Il montre également que les fils releveurs ont été posés à terre et que deux fils de palissage fixes ont été retirés des piquets. Pour cela, une petite équipe a décroché un à un tous les crampillons à l'aide de tenailles. En effet, avant l'intervention de la Viteco, il faut poser les fils releveurs à terre, libérer les fils fixes « et bien vérifier l'état du palissage », indique Thomas Junck.
Ces explications données, la démonstration commence. Le chauffeur avance jusqu'au deuxième piquet du premier rang. À l'aide du joystick, il ouvre le capot de la tête, la baisse à hauteur de genoux, puis l'incline vers les fils. Un second opérateur saisit les deux fils de palissage fixes et les introduit dans deux guides au centre de la tête. Le chauffeur referme le capot. À l'avant de la tête, la roue en caoutchouc cerclée de dents métalliques vient se placer au-dessus du rouleau à mâchoires.

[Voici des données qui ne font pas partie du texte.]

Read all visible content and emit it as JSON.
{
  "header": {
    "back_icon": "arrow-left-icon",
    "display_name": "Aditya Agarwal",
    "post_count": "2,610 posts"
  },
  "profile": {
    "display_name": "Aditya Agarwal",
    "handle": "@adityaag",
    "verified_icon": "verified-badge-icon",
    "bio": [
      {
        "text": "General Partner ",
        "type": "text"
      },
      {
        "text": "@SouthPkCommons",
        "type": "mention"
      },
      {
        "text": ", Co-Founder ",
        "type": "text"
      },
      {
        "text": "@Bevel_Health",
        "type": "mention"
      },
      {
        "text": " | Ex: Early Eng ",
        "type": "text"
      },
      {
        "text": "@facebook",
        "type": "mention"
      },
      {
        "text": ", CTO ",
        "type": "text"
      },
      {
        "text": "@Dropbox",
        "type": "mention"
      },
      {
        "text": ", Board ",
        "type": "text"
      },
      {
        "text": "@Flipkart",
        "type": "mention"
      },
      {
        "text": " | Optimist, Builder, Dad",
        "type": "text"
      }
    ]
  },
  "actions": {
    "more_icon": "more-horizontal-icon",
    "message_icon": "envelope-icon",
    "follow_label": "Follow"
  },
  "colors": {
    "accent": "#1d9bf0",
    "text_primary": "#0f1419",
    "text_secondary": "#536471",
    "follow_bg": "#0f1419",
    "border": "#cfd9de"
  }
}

Ça y est, les fils sont pris ! Le conducteur relève la tête à mi-hauteur. Il lance la Viteco à mi-régime. Puis il démarre en montant progressivement la tête jusqu'au-dessus des piquets pour bien tendre les fils. Mais gare à leur tension ! Trop faibles, les fils risquent de se prendre dans les couteaux du broyeur. Trop forte, et c'est la casse !
Tournant en sens inverse, les deux roues de la Viteco happent les sarments et les dirigent vers le broyeur qui les déchiquette et les éjecte dans le rang via un déflecteur. Le tracteur avance entre 3 et 3,5 km/h. Le second opérateur précède la machine pour s'assurer que les fils sont bien libres de monter dans la tête. Précaution utile, car cinquante mètres plus loin, un crampillon oublié sur un piquet contraint le chauffeur à un premier arrêt. Puis rapidement à un deuxième. Cette fois-ci, le fil porteur est pris dans un cep. Il faut couper le fil et le rabouter. Alors seulement, la machine peut repartir.
Des sarments tombent régulièrement devant ou sur le côté de la tête sans être broyés. Ceux qui n'échappent pas au broyeur en ressortent en morceaux de 10 à 30 cm. « Il est recommandé d'effectuer un minimum de coupes lors de la taille pour que les bois restent accrochés aux fils, précise Thomas Junck. Le broyage est aussi beaucoup plus fin et régulier par temps sec. »
« Beaucoup de travail »
Tel un escargot, la Viteco s'arrête à nouveau une ou deux fois dans chacun des rangs suivants. Pour déprendre un fil resté accroché à un tendeur sur un piquet ou après la rupture d'un fil. Ce n'est pas tout. Après avoir terminé un rang, le chauffeur repart à vide. Il remonte les 200 mètres de vignes pour reprendre le rang suivant dans le même sens que le premier. « Pour éviter cela, il faudrait alterner l'accrochage des fils à droite et à gauche des piquets, car la machine ne travaille que du côté droit », fait remarquer Thomas Junck. « Tout ça fait beaucoup de travail », résume un vigneron.
Selon le constructeur, la Viteco serait plus à son avantage dans une parcelle palissée sur des piquets métalliques dotés de crochets extérieurs et de fils en bon état. Elle avancerait alors jusqu'à 5,5 km/h et réaliserait ainsi une économie d'au moins trente heures de travail par hectare par rapport à un tirage manuel. À ce rythme, la Viteco, qui coûte 40 000 euros, serait rentable à partir de 35 hectares par an.